Take it from Mr. King:

“Sometimes you have to go on when you don’t feel like it, and sometimes you’re doing good work when it feels like all you’re managing is to shovel shit from a sitting position.” — Stephen King

Don’t expect that writing is going to feel good all the time. That’s just another way you’ll set yourself up for failure, and for avoiding your writing…which is the same thing!

Some days, we’re just typing words and they’re all the wrong words. You have to let that be okay.

Know that a word written down can be revised and even small amounts of progress is still progress. 

All books are written one word at a time.

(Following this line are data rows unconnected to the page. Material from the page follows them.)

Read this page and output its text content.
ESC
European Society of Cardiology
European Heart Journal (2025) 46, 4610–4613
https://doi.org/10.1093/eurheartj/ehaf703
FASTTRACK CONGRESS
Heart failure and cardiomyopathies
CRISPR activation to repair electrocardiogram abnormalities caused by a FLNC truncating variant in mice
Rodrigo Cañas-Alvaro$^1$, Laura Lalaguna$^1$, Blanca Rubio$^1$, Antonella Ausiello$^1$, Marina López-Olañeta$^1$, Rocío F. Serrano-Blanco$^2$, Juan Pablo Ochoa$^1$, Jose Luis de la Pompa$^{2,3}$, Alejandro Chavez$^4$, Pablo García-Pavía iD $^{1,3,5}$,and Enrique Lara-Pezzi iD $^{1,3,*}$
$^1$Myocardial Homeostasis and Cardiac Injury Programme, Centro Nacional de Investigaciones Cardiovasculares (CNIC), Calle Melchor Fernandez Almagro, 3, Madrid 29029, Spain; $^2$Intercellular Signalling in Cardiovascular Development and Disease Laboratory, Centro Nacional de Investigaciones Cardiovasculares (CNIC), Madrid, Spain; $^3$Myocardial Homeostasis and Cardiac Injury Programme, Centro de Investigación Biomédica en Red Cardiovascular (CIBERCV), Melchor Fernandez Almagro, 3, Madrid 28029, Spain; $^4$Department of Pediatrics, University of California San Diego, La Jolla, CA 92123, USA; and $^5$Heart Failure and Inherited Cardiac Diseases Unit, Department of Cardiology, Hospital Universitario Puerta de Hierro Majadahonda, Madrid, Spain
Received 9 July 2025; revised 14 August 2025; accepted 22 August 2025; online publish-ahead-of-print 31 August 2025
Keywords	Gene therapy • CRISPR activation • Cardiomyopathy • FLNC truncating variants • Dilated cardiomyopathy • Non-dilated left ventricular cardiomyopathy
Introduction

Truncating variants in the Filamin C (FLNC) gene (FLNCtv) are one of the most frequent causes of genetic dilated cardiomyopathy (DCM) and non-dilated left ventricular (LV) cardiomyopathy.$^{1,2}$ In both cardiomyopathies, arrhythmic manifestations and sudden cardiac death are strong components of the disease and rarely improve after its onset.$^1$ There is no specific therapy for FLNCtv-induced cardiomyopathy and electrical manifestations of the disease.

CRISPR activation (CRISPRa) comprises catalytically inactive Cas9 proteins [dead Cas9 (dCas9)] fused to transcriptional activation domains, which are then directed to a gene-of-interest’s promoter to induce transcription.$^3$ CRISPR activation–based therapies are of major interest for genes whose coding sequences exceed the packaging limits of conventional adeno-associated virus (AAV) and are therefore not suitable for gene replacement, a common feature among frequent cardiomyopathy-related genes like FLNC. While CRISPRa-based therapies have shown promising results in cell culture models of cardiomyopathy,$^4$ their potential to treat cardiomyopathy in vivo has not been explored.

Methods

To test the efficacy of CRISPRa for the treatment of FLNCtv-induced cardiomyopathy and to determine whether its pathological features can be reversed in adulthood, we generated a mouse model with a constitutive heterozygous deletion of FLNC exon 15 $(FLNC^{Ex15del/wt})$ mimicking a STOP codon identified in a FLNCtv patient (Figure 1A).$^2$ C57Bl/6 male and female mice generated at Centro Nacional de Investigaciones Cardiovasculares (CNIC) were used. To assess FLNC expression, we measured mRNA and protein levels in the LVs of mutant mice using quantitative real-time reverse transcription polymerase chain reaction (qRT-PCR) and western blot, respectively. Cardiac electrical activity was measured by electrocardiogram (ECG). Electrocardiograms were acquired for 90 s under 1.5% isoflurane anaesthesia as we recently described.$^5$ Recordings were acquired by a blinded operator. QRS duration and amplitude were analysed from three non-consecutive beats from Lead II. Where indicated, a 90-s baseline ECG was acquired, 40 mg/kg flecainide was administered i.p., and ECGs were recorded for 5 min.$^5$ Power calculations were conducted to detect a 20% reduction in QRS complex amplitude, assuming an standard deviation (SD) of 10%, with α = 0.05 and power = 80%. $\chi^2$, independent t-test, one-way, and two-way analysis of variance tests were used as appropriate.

Stop romanticizing your writing and thinking of every writing session as such a Big Freaking Deal. (In other words: let it go. Thank you, Idina Menzel.)

Managing Motivation: A Short Prescription 

Here then is my prescription for when you lack motivation in your writing life…

Check if you need a Hall Pass, a nap or a glass of water.

Check if you’re clinically depressed and need medical or therapeutic attention.

Read Van Gogh Blues: A Creative Person’s Path Through Depression, by Eric Maisel.

Schedule in some Short Time sessions of 15 minutes. (This Weekly Writer’s Planner will help!)

Focus on learning to approach your writing as play.

Stop romanticizing writing and let yourself shovel shit from a sitting position.